Зеленеет уж поросль,
Чаще птиц одиноких трель.
Пробудился и лес. Мреет. Река бурлит.
Уж дохнуло теплом неги полуденной,
В срок предпосланной. Близок
Шаг прекрасной поры, весны.
Мы не верим ли ей? Радостно-вольная,
Вся блага и чиста, над рудоносною,
Над землею восходит
Бога дочь. От него любовь.
Так прими же ее, ты, мой небес цветок!
Тебя пестует песнь, сладким нектаром вздох
Сил эфира питает
И растит животворный луч.
Крепни, бором взойди! Зрей и дыши, мой мир!

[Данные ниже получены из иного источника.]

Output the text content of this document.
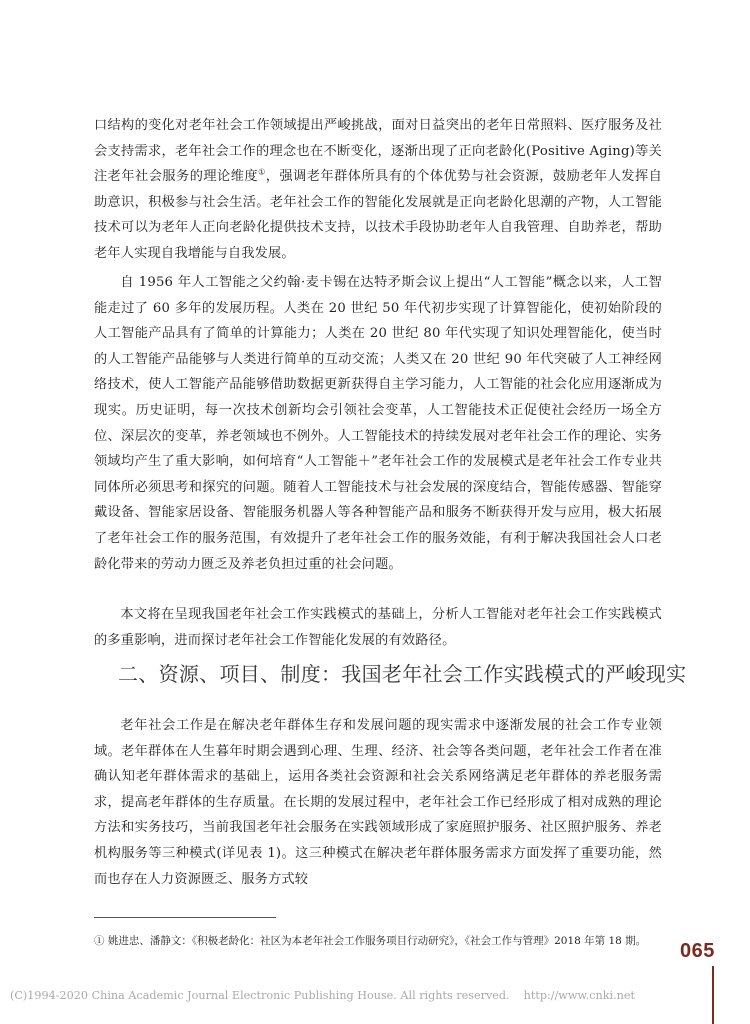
口结构的变化对老年社会工作领域提出严峻挑战，面对日益突出的老年日常照料、医疗服务及社会支持需求，老年社会工作的理念也在不断变化，逐渐出现了正向老龄化(Positive Aging)等关注老年社会服务的理论维度①，强调老年群体所具有的个体优势与社会资源，鼓励老年人发挥自助意识，积极参与社会生活。老年社会工作的智能化发展就是正向老龄化思潮的产物，人工智能技术可以为老年人正向老龄化提供技术支持，以技术手段协助老年人自我管理、自助养老，帮助老年人实现自我增能与自我发展。

自 1956 年人工智能之父约翰·麦卡锡在达特矛斯会议上提出“人工智能”概念以来，人工智能走过了 60 多年的发展历程。人类在 20 世纪 50 年代初步实现了计算智能化，使初始阶段的人工智能产品具有了简单的计算能力；人类在 20 世纪 80 年代实现了知识处理智能化，使当时的人工智能产品能够与人类进行简单的互动交流；人类又在 20 世纪 90 年代突破了人工神经网络技术，使人工智能产品能够借助数据更新获得自主学习能力，人工智能的社会化应用逐渐成为现实。历史证明，每一次技术创新均会引领社会变革，人工智能技术正促使社会经历一场全方位、深层次的变革，养老领域也不例外。人工智能技术的持续发展对老年社会工作的理论、实务领域均产生了重大影响，如何培育“人工智能＋”老年社会工作的发展模式是老年社会工作专业共同体所必须思考和探究的问题。随着人工智能技术与社会发展的深度结合，智能传感器、智能穿戴设备、智能家居设备、智能服务机器人等各种智能产品和服务不断获得开发与应用，极大拓展了老年社会工作的服务范围，有效提升了老年社会工作的服务效能，有利于解决我国社会人口老龄化带来的劳动力匮乏及养老负担过重的社会问题。

本文将在呈现我国老年社会工作实践模式的基础上，分析人工智能对老年社会工作实践模式的多重影响，进而探讨老年社会工作智能化发展的有效路径。

二、资源、项目、制度：我国老年社会工作实践模式的严峻现实

老年社会工作是在解决老年群体生存和发展问题的现实需求中逐渐发展的社会工作专业领域。老年群体在人生暮年时期会遇到心理、生理、经济、社会等各类问题，老年社会工作者在准确认知老年群体需求的基础上，运用各类社会资源和社会关系网络满足老年群体的养老服务需求，提高老年群体的生存质量。在长期的发展过程中，老年社会工作已经形成了相对成熟的理论方法和实务技巧，当前我国老年社会服务在实践领域形成了家庭照护服务、社区照护服务、养老机构服务等三种模式(详见表 1)。这三种模式在解决老年群体服务需求方面发挥了重要功能，然而也存在人力资源匮乏、服务方式较

① 姚进忠、潘静文：《积极老龄化：社区为本老年社会工作服务项目行动研究》，《社会工作与管理》2018 年第 18 期。	065
(C)1994-2020 China Academic Journal Electronic Publishing House. All rights reserved. http://www.cnki.net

Полноцветно цвети! Ты, о любви язык,
Языком будь родимым,
Вглубь вдыхая народа речь.
ВЫЗДОРОВЛЕНИЕ
Грусть. Любимец твой спит. Болен. Что мешкаешь,
Исцелительница! Или иссякла вдруг
Нега вздохов эфира,
И не брызнут ключи зари?
Иль цветы на земле в золоте солнечном,
Рощ весенних плоды не исцелят, увы,
Этой жизни, о боги!
Кто ж ее, как не вы, создал?
Ах, не дышит ли вновь благостной жизнью звон
Переливчатых слов? Вновь ей мила, влечет
Юность прелестью, вновь ей
Мир сияет, как встарь тебе.
О природа, о жизнь! Помню, как ты не раз,
Чуть поникну грустя, юноулыбчиво
Мне дарами венчала
Блеск чела. Увенчай же вновь.
Пусть состарюсь и я. Ты не меня ль, что день,
Возрождала? Тебе, всепретворяющей,
Брошу в пламень огарок
И, восстав, оживу иным.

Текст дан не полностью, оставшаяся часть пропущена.